さらに「建設Gメン」による実地調査が強化されているため、違反行為は従来以上に発覚しやすくなっています。
発注者や取引先との信頼低下
法改正を無視した取引慣行を続けることは、発注者や取引先からの信頼を大きく損ないます。
たとえば、資材高騰の「おそれ情報」を通知せず契約を進めたり、労務費を基準以下に抑えた見積りを提出した場合、取引先は「コンプライアンス意識が低い企業」と判断します。
その結果、入札や共同事業の参加機会が制限される可能性があり、元請・下請の双方で取引縮小に直結しかねません。
さらに、公共工事ではコンプライアンス体制の有無が受注要件として重視される傾向にあり、法令違反歴があると指名停止の対象となることもあります。
信頼は一度失うと回復が難しく、長期的な受注機会の喪失につながるため、改正への的確な対応は競争力維持の必須条件です。
コスト増大と利益圧迫
改正法に対応せず資材高騰や労務費上昇に適切な価格転嫁を行わなければ、その負担は自社のコストとして跳ね返り、利益を圧迫します。
本来であれば契約条項に基づき価格変更を協議できるはずが、条項未整備や協議拒否によって泣き寝入りを強いられるケースが発生します。
また、工期短縮を無理に引き受ければ残業代や休日出勤の増加につながり、労働安全にも悪影響を及ぼします。
さらに、適正な労務費を支払わない状態が続けば、人材の流出を招き、採用や再教育に余計なコストが発生します。結果として、短期的には受注できても長期的な経営基盤が脆弱化し、企業を持続させることができなくなる可能性があります。
法改正への未対応はコスト管理面でも大きなリスクです。
訴訟・トラブルの増加
法改正に対応しないまま業務を続ければ、訴訟や紛争のリスクが高まります。
たとえば、著しく低い労務費で契約した結果、下請業者から「不当な取引」として損害賠償請求を受けるケースや、工期を無理に短縮して事故や瑕疵が発生し、施主から責任追及される事例も想定されます。
また、発注者が協議義務を怠った場合には、受注者が法的手段に訴えることもあり得ます。
こうしたトラブルは裁判費や和解金だけでなく、社会的信用失墜や受注機会喪失といった二次被害を招きます。
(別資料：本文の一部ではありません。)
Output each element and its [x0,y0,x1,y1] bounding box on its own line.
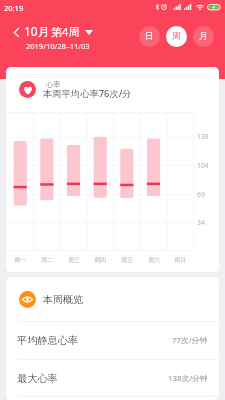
staticText: 20:19 [4,3,24,13]
staticText: 本周平均心率76次/分 [43,87,132,100]
staticText: 本周概览 [43,293,83,306]
staticText: 周六 [148,256,160,264]
button[interactable]: Back [6,22,26,42]
staticText: 34 [197,218,205,227]
staticText: 平均静息心率 [17,334,79,347]
staticText: 周 [172,31,181,42]
button[interactable]: 日 [139,26,160,47]
staticText: 138 [197,132,209,141]
staticText: 最大心率 [17,372,58,385]
staticText: 周日 [174,256,186,264]
staticText: 月 [199,31,208,42]
staticText: 日 [145,31,154,42]
staticText: 周三 [68,256,80,264]
button[interactable]: 最大心率 [6,360,219,397]
staticText: 104 [197,161,209,170]
staticText: 心率 [46,80,61,89]
staticText: 77次/分钟 [172,335,208,346]
staticText: 138次/分钟 [168,373,208,384]
staticText: 第4周 [51,24,80,39]
staticText: 周一 [14,256,26,264]
staticText: 2019/10/28–11/03 [26,41,90,51]
staticText: 10月 [24,23,50,39]
button[interactable]: 周 [166,26,187,47]
staticText: 69 [197,190,205,199]
button[interactable]: 平均静息心率 [6,322,219,359]
staticText: 周四 [94,256,106,264]
staticText: 周五 [121,256,133,264]
button[interactable]: 月 [193,26,214,47]
button[interactable]: 心率 [6,67,219,272]
staticText: 周二 [41,256,53,264]
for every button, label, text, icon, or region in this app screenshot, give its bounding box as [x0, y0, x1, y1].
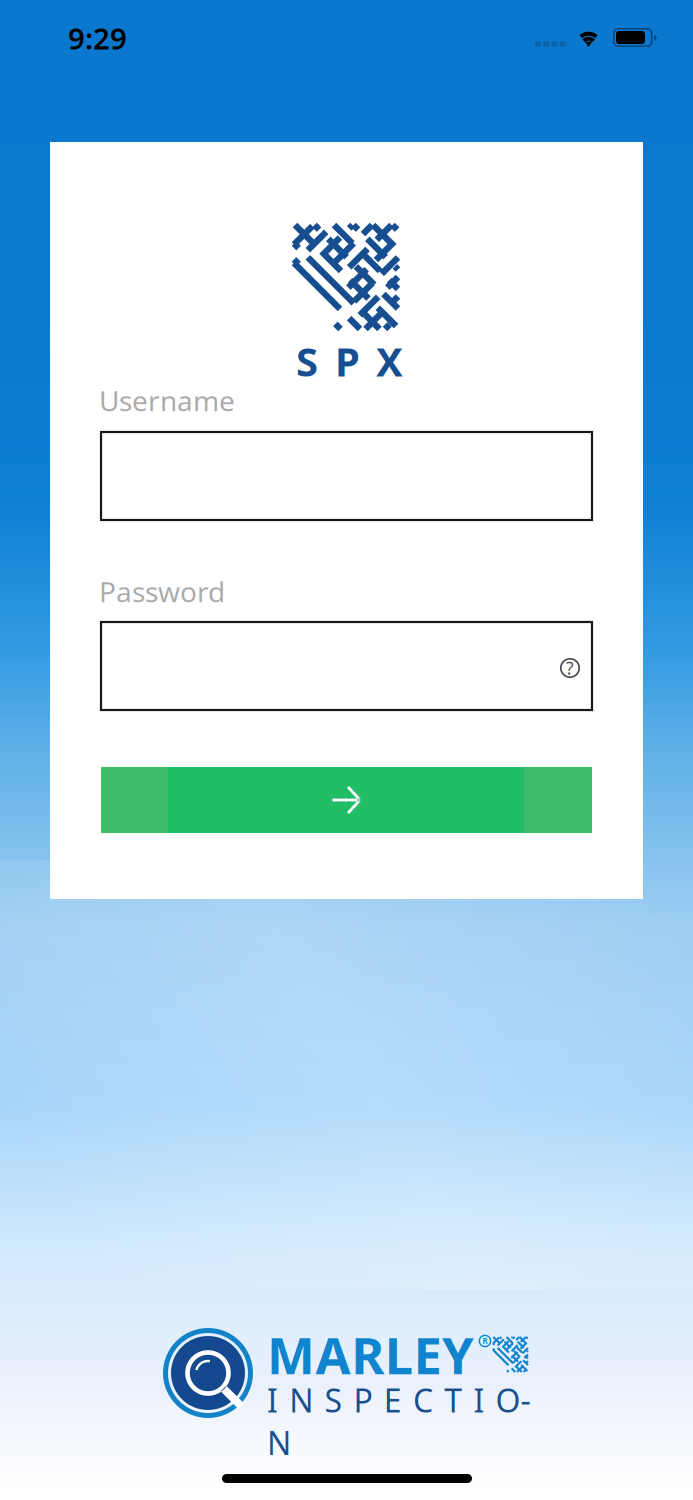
- button[interactable]: Password help: [548, 646, 592, 690]
- staticText: 9:29: [68, 18, 127, 58]
- staticText: Password: [99, 573, 225, 610]
- button[interactable]: Sign in: [101, 767, 592, 833]
- staticText: INSPECTION: [267, 1379, 556, 1421]
- staticText: R: [482, 1336, 488, 1346]
- staticText: ?: [566, 656, 574, 680]
- staticText: SPX: [296, 334, 403, 388]
- staticText: MARLEY: [267, 1321, 474, 1388]
- staticText: Username: [99, 382, 235, 419]
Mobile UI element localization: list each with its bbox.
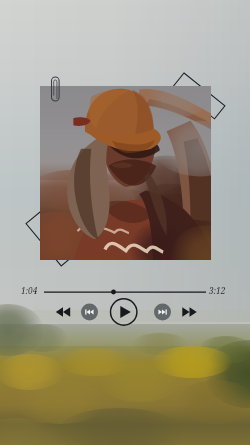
button[interactable]: Seek bar — [40, 286, 212, 300]
button[interactable]: Rewind — [52, 302, 74, 324]
button[interactable]: Previous track — [80, 303, 100, 323]
button[interactable]: Album artwork — [40, 86, 211, 260]
button[interactable]: Play — [110, 298, 138, 326]
staticText: 3:12 — [209, 285, 226, 296]
button[interactable]: Next track — [153, 303, 173, 323]
staticText: 1:04 — [21, 285, 38, 296]
button[interactable]: Fast forward — [179, 302, 201, 324]
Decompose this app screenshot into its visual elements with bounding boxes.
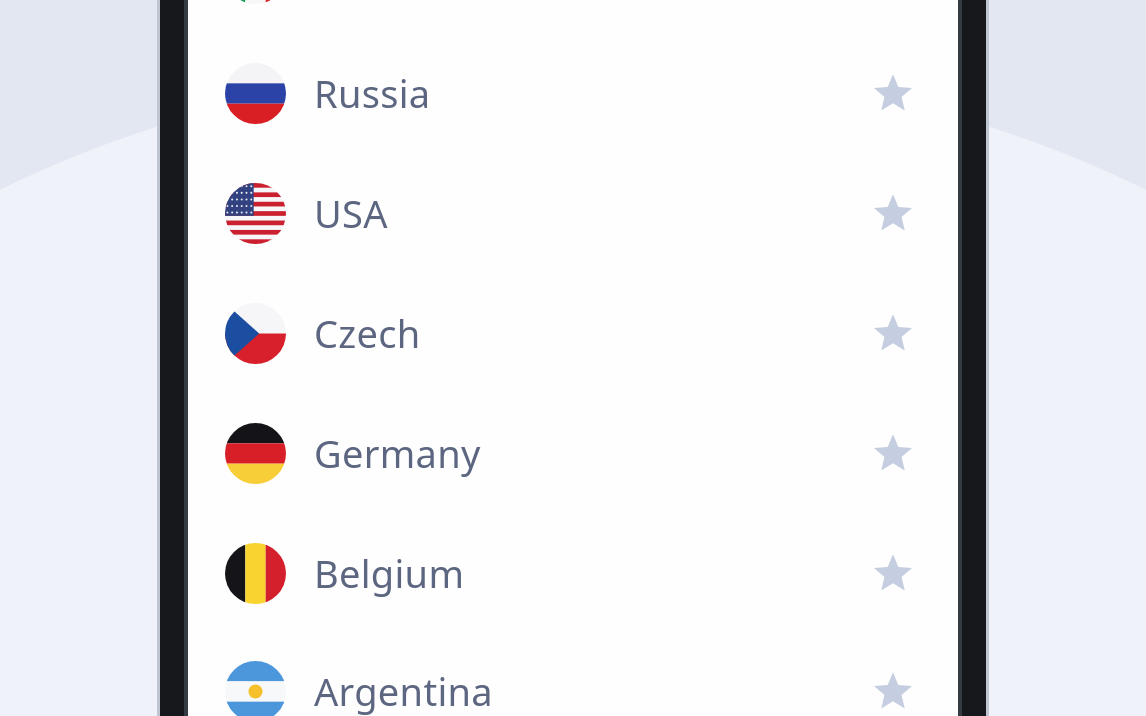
button[interactable]: Favourite USA xyxy=(854,174,932,252)
button[interactable]: Czech xyxy=(188,273,958,393)
button[interactable]: Argentina xyxy=(188,633,958,716)
button[interactable]: Italy xyxy=(188,0,958,33)
staticText: Belgium xyxy=(314,547,465,599)
button[interactable]: Favourite Russia xyxy=(854,54,932,132)
button[interactable]: USA xyxy=(188,153,958,273)
button[interactable]: Favourite Germany xyxy=(854,414,932,492)
staticText: Germany xyxy=(314,427,481,479)
staticText: Russia xyxy=(314,67,431,119)
button[interactable]: Favourite Czech xyxy=(854,294,932,372)
button[interactable]: Germany xyxy=(188,393,958,513)
staticText: USA xyxy=(314,187,388,239)
button[interactable]: Russia xyxy=(188,33,958,153)
button[interactable]: Favourite Argentina xyxy=(854,652,932,716)
button[interactable]: Belgium xyxy=(188,513,958,633)
staticText: Argentina xyxy=(314,665,493,716)
button[interactable]: Favourite Belgium xyxy=(854,534,932,612)
staticText: Czech xyxy=(314,307,421,359)
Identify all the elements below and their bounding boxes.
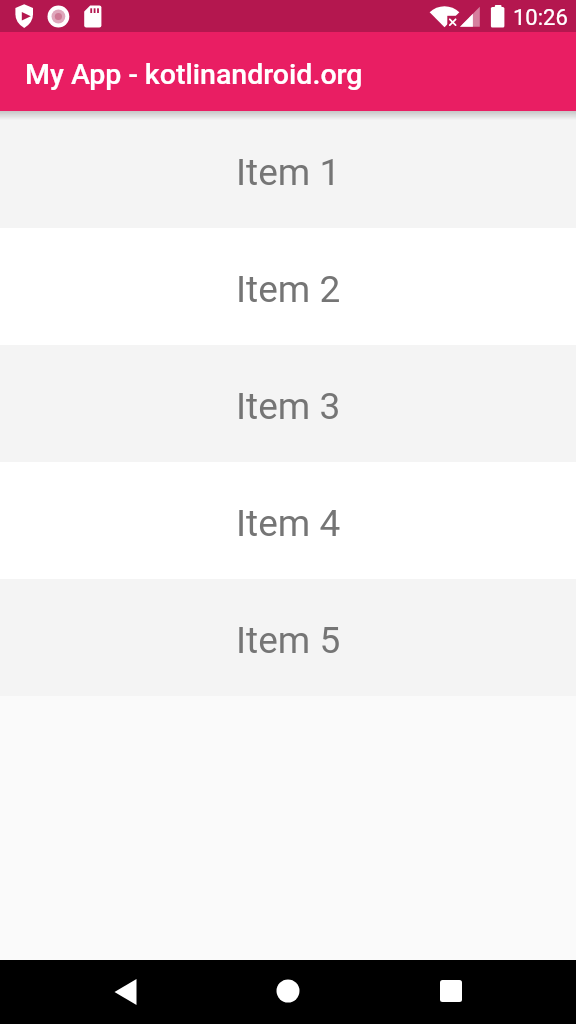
button[interactable]: Item 4: [0, 462, 576, 579]
button[interactable]: Item 3: [0, 345, 576, 462]
staticText: Item 5: [236, 619, 341, 662]
button[interactable]: [419, 960, 483, 1024]
staticText: My App - kotlinandroid.org: [25, 58, 363, 91]
button[interactable]: [256, 960, 320, 1024]
button[interactable]: Item 1: [0, 111, 576, 228]
staticText: Item 2: [236, 268, 341, 311]
button[interactable]: [93, 960, 157, 1024]
staticText: Item 3: [236, 385, 341, 428]
staticText: Item 4: [236, 502, 341, 545]
staticText: Item 1: [236, 151, 341, 194]
button[interactable]: Item 5: [0, 579, 576, 696]
staticText: 10:26: [513, 5, 568, 31]
button[interactable]: Item 2: [0, 228, 576, 345]
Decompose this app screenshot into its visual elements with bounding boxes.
リスク回避には、法改正を前提とした契約・運用ルール整備が不可欠です。
今後改定予定の建設業法
2025年改正に続き、今後はさらに大きな見直しが予定されています。
取引の公正化を強化するための法律名変更や禁止行為の追加など、取引慣行そのものに踏み込む改正です。ここからは、今後施行予定の内容を詳しく解説します。
法律名・用語の変更
2026年1月施行予定の改正では、「下請代金支払い遅延等防止法」が「製造委託などに係る中小受託事業者に対する代金の支払いの遅延などの防止に関する法律(中小受託取引適正化法/取適法)」に名称変更されます。
これに伴い、「下請事業者」は「中小受託事業者」、「親事業者」は「委託事業者」など、従来の上下関係を前提とした用語がより実態に即した表現に改められます。
背景には、取引の適正化を進め、立場の弱い事業者が不利益を受けないよう保護する目的があります。名称変更は単なる形式的な変更ではなく、今後の運用方針を反映し、取引全体で公正性を確保していく姿勢を明確にするものです。
一方的な代金決定の禁止(価格据え置きへの対応)
改正取適法では、従来の「買いたたき」に加えて、新たに「協議に応じない一方的な代金決定」が禁止されます。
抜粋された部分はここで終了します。